Kargil istilası sırasında, BJP hükümeti, Hindistan için savaşı uzatmasına ve Hindistan'da daha fazla zayiat vermesine rağmen, LOC'yi geçmeyerek ABD'nin baskısı altında kaldı. Hükümetin Hindistan’ın nükleer programı üzerinde baskı yapma, Keşmir’deki tehlikeli teröristleri serbest bırakma, Pakistan’ın askeri liderliğine olan muhalefetine destek verme, kilit kamu sektöründeki şirketleri özelleştirme ve Hindistan’ın savunma sektörünü açması, bunun etkilerinin açık bir göstergesi. küreselleşme.

Kimse Hindistan’a teknolojik yükselme ve modernleşme sürecinden uzak durmasını önermiyor olsa da, politik ve ekonomik çıkarların gölgelenmemesi gerekiyor. Hindistan küreselleşme biçiminde sert pazarlık ve seçicilik duruşu benimsemediği sürece, küreselleşme dünyanın en güçlü ulusları açısından gerçekleşecek - ve Hindistan halkına yaygın faydalar getirme olasılığı düşük.

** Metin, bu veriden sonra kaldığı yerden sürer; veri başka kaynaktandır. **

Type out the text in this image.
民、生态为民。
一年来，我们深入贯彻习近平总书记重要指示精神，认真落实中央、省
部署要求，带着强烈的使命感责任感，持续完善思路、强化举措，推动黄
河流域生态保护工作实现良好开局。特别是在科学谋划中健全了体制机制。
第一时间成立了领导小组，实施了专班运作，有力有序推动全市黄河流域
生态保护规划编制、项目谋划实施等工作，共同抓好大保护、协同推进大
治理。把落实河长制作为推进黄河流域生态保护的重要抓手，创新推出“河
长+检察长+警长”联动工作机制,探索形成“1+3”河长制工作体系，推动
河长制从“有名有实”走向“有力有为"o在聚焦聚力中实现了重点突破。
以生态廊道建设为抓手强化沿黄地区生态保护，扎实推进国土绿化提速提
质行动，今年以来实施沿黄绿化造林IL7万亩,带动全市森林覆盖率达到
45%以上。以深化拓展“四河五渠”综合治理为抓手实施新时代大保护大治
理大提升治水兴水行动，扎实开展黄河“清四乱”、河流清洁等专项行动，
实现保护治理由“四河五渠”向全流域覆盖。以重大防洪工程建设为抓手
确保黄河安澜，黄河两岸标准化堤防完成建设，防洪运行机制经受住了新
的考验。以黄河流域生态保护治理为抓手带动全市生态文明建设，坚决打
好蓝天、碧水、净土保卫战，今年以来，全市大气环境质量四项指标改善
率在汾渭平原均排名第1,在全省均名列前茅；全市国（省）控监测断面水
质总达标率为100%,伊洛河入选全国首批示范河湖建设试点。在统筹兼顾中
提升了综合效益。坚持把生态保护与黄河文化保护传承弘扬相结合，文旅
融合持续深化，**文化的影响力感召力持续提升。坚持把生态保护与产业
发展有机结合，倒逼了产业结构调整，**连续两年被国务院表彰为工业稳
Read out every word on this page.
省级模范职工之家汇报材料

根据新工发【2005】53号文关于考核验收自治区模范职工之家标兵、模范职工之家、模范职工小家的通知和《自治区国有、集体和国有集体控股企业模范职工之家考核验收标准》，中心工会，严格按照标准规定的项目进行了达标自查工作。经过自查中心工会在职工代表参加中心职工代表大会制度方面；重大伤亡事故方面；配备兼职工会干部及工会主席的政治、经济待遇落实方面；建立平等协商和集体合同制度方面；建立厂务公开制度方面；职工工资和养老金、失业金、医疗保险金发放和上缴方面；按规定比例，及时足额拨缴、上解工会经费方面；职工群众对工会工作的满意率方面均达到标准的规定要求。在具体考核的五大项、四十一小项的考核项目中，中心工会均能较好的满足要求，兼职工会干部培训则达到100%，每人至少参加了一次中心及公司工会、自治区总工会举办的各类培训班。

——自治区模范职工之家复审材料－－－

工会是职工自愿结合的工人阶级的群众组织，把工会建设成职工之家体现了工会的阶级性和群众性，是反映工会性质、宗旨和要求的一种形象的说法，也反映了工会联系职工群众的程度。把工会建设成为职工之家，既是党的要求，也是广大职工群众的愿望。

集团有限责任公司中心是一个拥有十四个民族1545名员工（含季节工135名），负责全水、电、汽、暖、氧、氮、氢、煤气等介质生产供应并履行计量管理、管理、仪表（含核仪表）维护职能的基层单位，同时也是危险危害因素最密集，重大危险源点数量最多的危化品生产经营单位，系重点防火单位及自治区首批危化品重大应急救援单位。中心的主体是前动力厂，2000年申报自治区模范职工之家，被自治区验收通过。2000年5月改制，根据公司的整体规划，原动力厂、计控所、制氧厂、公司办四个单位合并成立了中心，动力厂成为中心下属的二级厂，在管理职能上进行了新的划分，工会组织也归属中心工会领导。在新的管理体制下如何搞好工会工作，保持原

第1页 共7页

Bu nedenle, saatin ihtiyacı, sınırlanmamış küreselleşmenin mantrasını sorgulamak ve sorgulamaktır. Küreselleşmenin savunucuları tarafından yapılan güçlü iddiaların hiçbir önyargı olmadan dikkatlice incelenmesi gerekiyor. Küreselleşmenin birçok başarısızlığı, ekonomik çarpıklığı ve tuzağının net bir şekilde ortaya konması gerekiyor.

Her şeyden önce, Hindistan'ın ekonomik politikalarının, modem ekonomide çok önemli bir rol oynayan kilit teknolojilerin yerel gelişimine ivme kazandırmak ve Hint halkının büyük çoğunluğunun en acil ihtiyaçlarını karşılamak için yeniden yapılandırılması gerekiyor.